Aku masih bergeming, sibuk dengan isi kepalaku sendiri. Suara-suara dalam kepalaku langsung bermunculan dan bersahutan tapi aku sudah tidak memiliki tenaga untuk memedulikan mereka. 

"Hampir lima hari kau tidak berbicara padaku atau kepada Ibumu, Nak. Kami resah dengan apa yang menimpa dirimu sekarang," sambung dokter itu ingin menyentuh rambutku tapi urung dilakukannya sampai aku mengizinkan dia. 

"Kau pasti tidak teratur makan, Lizzie.

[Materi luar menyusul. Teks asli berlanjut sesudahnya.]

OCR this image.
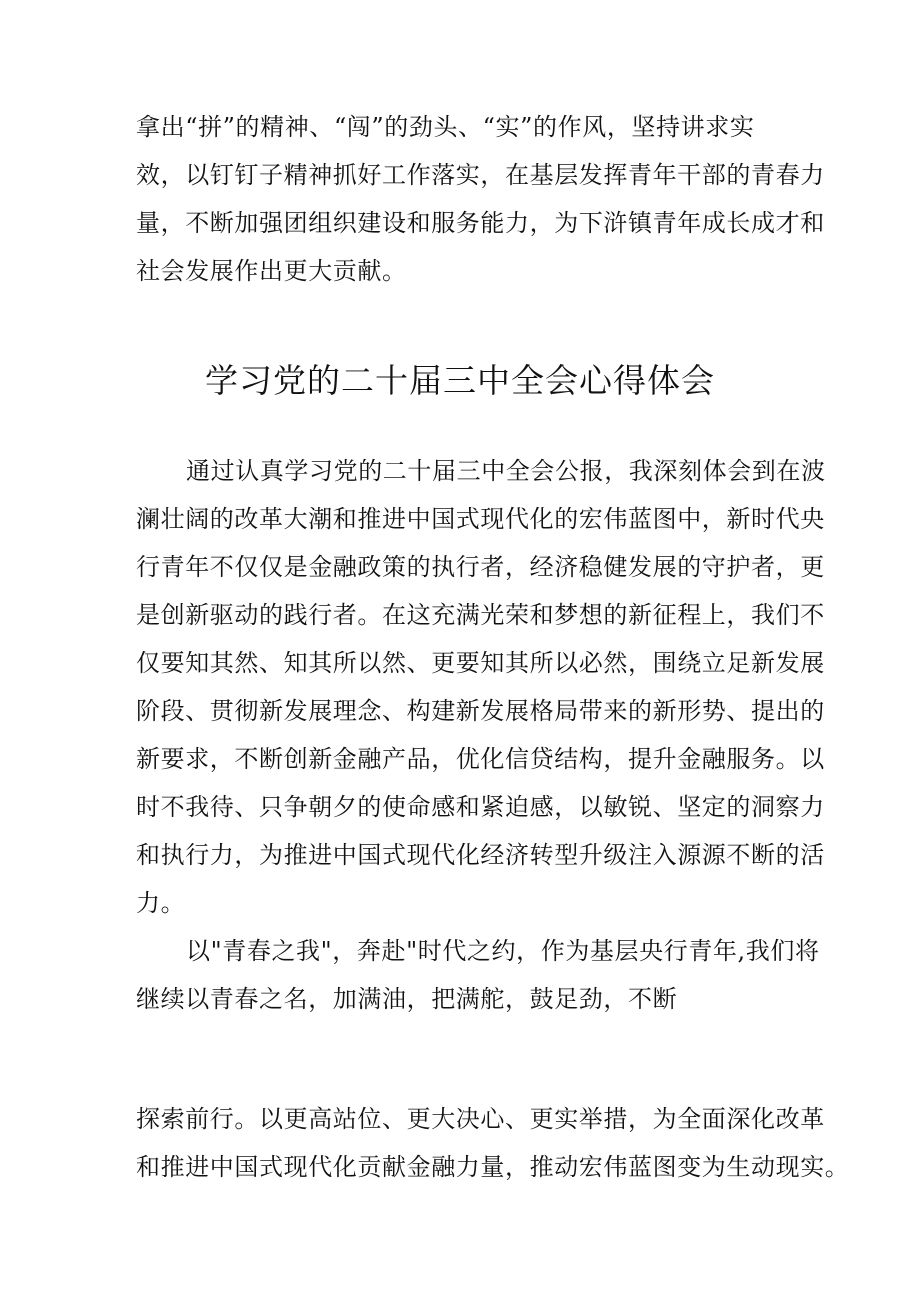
拿出“拼”的精神、“闯”的劲头、“实”的作风，坚持讲求实
效，以钉钉子精神抓好工作落实，在基层发挥青年干部的青春力
量，不断加强团组织建设和服务能力，为下浒镇青年成长成才和
社会发展作出更大贡献。
学习党的二十届三中全会心得体会
通过认真学习党的二十届三中全会公报，我深刻体会到在波
澜壮阔的改革大潮和推进中国式现代化的宏伟蓝图中，新时代央
行青年不仅仅是金融政策的执行者，经济稳健发展的守护者，更
是创新驱动的践行者。在这充满光荣和梦想的新征程上，我们不
仅要知其然、知其所以然、更要知其所以必然，围绕立足新发展
阶段、贯彻新发展理念、构建新发展格局带来的新形势、提出的
新要求，不断创新金融产品，优化信贷结构，提升金融服务。以
时不我待、只争朝夕的使命感和紧迫感，以敏锐、坚定的洞察力
和执行力，为推进中国式现代化经济转型升级注入源源不断的活
力。
以"青春之我"，奔赴"时代之约，作为基层央行青年,我们将
继续以青春之名，加满油，把满舵，鼓足劲，不断
探索前行。以更高站位、更大决心、更实举措，为全面深化改革
和推进中国式现代化贡献金融力量，推动宏伟蓝图变为生动现实。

Lihat dirimu begitu kurus sekali," katanya lagi, "kami tidak mau kau sakit, Sayang."

Aku menggeleng lemah mengisyaratkan bahwa aku baik-baik saja walau tanpa makanan meskipun ... asam lambungku sudah merangkak sejak kemarin. Di sisi lain, aku ingin tahu apakah dengan cara ini aku bisa menjemput George di sana dunia sudah tidak bisa memihak padaku lagi.

"Elizabeth ... hidup itu tidak selamanya berada di atas dan tak selamanya berada di bawah, Nak. Aku tahu mungkin ini titik terendah dalam hidupmu tapi ingatlah bahwa Ibu dan Ayahmu tidak menginginkan putri kesayangannya seperti ini," ujar sang dokter begitu keibuan. Dia memang seperti itu dan menganggapku sebagai putrinya sendiri. "Jika kau memiliki masalah, keluarkan apa yang ingin kau katakan pada kami, Sayang. Kami akan membantumu, kami tak kan marah."

Bibirku masih saja bungkam walau otak ini berusaha merangkai sebuah cerita panjang tentang malam itu, tentang teror Billy, dan betapa hancurnya aku sekarang. Tapi ... apakah dengan membagi kisah menyedihkan ini, Andre bisa mengembalikan harga diri dan perasaanku yang telah dihancurkannya? Aku tidak yakin. Dia adalah pembual ulung yang bisa menebar sejuta pesona kepada wanita. Entah wanita mana lagi yang sekarang dia pancing sampai bisa memuaskan hasratnya itu. 

"Jika kau sudah siap menceritakannya, aku akan kembali, oke," putus dokter Margaretha lalu pergi meninggalkan diriku.

Aku hanya bisa mengangguk bagai orang tak punya tujuan hidup tanpa memandang kembali dokter yang dengan sukarela membagi waktunya datang ke sini. Aku membalikkan badan saat dokter Margaretha berada di ujung pintu dan berkata lirih dengan getir, 

"I'm so tired, Doctor. I just wanna die right now."